Similarly, the State Water Resources Control Board concluded in 2015 that "the status quo of the past two years is not sustainable for fish and wildlife and that changes to the drought planning and response process are needed to ensure that fish and wildlife are not unreasonably impacted in the future and to ensure various species do not go extinct."

"Regulatory flexibility" sounds innocuous, but the past two years have shown that it can be anything but. And regulatory flexibility can ultimately lead to reduced water supply, because the failure to implement more limited protections early in the season to proactively prevent problems can result in greater restrictions on water supply later in the year or in future years. This occurred a few years ago, when aggressive pumping operations in December 2012 led to excessive numbers of fish killed at the pumps when storms increased flow and turbidity in the Delta, ultimately causing even greater restrictions on pumping for several months. And we'll likely see this for years to come, as the record low abundances of native species mean that greater - not weakened - protections are needed.

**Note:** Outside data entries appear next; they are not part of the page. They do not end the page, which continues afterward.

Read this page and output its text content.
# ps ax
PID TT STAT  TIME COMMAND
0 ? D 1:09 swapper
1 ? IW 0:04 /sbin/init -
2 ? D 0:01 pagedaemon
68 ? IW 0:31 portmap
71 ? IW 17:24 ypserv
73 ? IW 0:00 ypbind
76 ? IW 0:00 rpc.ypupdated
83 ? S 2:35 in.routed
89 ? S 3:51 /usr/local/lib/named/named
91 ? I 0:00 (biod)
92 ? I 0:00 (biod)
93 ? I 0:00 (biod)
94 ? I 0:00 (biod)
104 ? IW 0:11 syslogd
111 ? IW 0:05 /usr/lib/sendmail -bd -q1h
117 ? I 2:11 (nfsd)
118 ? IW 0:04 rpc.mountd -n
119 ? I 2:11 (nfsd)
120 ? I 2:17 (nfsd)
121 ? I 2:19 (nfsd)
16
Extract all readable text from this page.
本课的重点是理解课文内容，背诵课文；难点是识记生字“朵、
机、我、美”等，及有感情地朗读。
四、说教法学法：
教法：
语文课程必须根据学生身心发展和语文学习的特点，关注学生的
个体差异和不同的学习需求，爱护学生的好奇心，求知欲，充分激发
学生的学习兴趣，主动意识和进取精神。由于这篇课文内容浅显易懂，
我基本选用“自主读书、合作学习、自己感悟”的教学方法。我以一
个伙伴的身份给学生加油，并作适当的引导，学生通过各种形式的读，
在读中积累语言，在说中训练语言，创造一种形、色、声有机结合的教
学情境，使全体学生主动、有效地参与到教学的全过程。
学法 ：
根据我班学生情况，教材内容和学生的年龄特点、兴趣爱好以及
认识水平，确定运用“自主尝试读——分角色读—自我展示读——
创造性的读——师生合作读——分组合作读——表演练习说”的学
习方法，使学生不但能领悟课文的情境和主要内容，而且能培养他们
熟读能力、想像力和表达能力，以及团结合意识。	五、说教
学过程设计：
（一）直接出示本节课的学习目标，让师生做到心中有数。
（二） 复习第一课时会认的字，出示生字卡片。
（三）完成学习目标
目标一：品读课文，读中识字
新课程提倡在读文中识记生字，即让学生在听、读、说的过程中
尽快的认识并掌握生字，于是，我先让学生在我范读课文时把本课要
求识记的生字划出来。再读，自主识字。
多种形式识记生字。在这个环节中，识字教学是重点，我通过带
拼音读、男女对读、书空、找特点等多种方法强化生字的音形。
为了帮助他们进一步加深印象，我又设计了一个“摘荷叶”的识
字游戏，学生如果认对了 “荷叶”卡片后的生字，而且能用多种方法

Codifying that "regulatory flexibility" in a federal drought bill could make things even worse - not just under this Administration, which recognizes the need to limit flexibility after the disastrous past two years, but under the next Administration (since drought legislation could be in effect for several years, even after wetter conditions return to California).

Another year of regulatory flexibility could be the last straw. And it won't just be fish that are affected. It will be all of us that lose. And it will be because all of us have failed.